CSIRO researchers crunched one trillion genomic data points in the cloud to help locate parts of the human genome that cause disease.
The CSIRO's bioinformatics group used its own VariantSpark artificial intelligence (AI) based platform, which runs on Amazon Web Services (AWS).
In a new study published in the technical journal Giga Science, the researchers outlined how they analysed a synthetic dataset of 100,000 individuals’ genomes, each made up of over three billion DNA base pairs.

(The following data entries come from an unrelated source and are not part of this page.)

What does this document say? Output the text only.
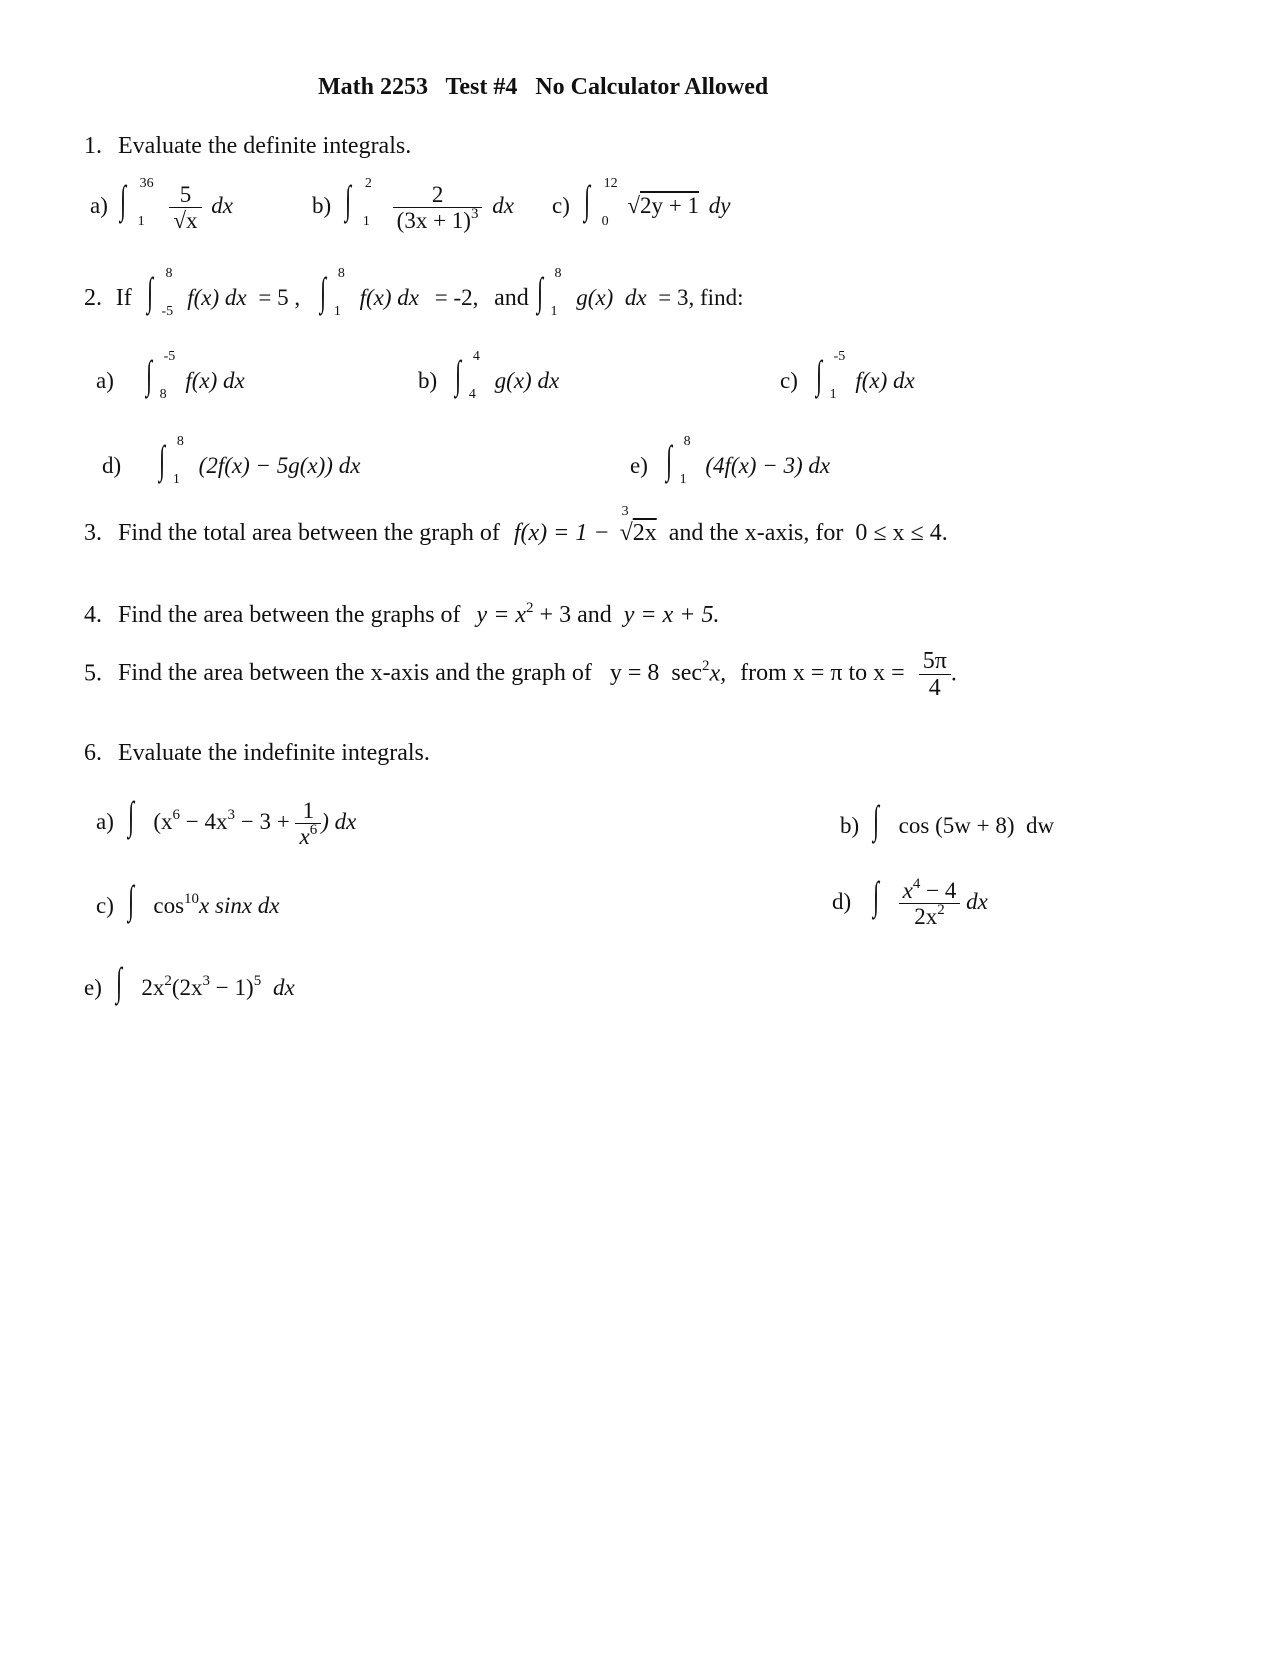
Math 2253   Test #4   No Calculator Allowed
1. Evaluate the definite integrals.
a) ∫ 36
1
$\frac{5}{√x}$ dx	b) ∫ 2
1
$\frac{2}{(3x + 1)^3}$ dx c) ∫ 12
0
√2y + 1 dy
2. If ∫ 8
-5
f(x) dx = 5 , ∫ 8
1
f(x) dx = -2, and ∫ 8
1
g(x)  dx = 3, find:
a) ∫ -5
8
f(x) dx	b) ∫ 4
4
g(x) dx	c) ∫ -5
1
f(x) dx
d) ∫ 8
1
(2f(x) − 5g(x)) dx	e) ∫ 8
1
(4f(x) − 3) dx
3. Find the total area between the graph of f(x) = 1 −
3
√2x and the x-axis, for 0 ≤ x ≤ 4.
4. Find the area between the graphs of $y = x^2 + 3$ and y = x + 5.
5. Find the area between the x-axis and the graph of y = 8  $\sec^2x$, from x = π to $x = \frac{5\pi}{4}$ .
6. Evaluate the indefinite integrals.
a) ∫ ($x^6 - 4x^3 - 3 + \frac{1}{x^6}$ ) dx	b) ∫ cos (5w + 8)  dw
c) ∫ $\cos^{10}x$ sinx dx	d) ∫ $\frac{x^4 - 4}{2x^2}$ dx
e) ∫ $2x^2(2x^3 - 1)^5$ dx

Dr Denis Bauer, head of the bioinformatics group, said no other technology platform has yet been able process one trillion data points of genomic data, over 10 million variants and 100,000 samples at once.
Using AI platforms in this way will be essential for the future of healthcare in Australia, CSIRO’s Australian e-Health research centre chief executive Dr David Hansen added.
"Artificial intelligence is a critical component of understanding genomic information," Hansen said.
"Despite recent technology breakthroughs with whole genome sequencing studies, the molecular and genetic origins of complex diseases are still poorly understood which makes prediction, application of appropriate preventive measures and personalised treatment difficult."
This is because many traits and disease are thought to be polygenic, or influenced by more than one gene, the Giga Science paper states.
VariantSpark was found to better identify genomic variants associated with complex genetic expressions compared to traditional monogenic, genome-wide association studies.
"Our research shows VariantSpark is the only method able to scale to ultra-high dimensional genomic data in a manageable time," Bauer said.
"It was able to process this information in 15 hours while it would take the fastest competitors likely more than 100,000 years to process such a volume of data.
"This is a significant milestone, as it means VariantSpark can be scaled up to analyse population-level datasets and drive better healthcare outcomes."
The paper concluded that VariantSpark is not a replacement for traditional genetic association analysis, but rather a complement.
“The results of traditional GWAS [genome-wide association studies] and VariantSpark should be considered together to gain insights into the full influence of the genome on disease and other phenotypes,” the authors wrote.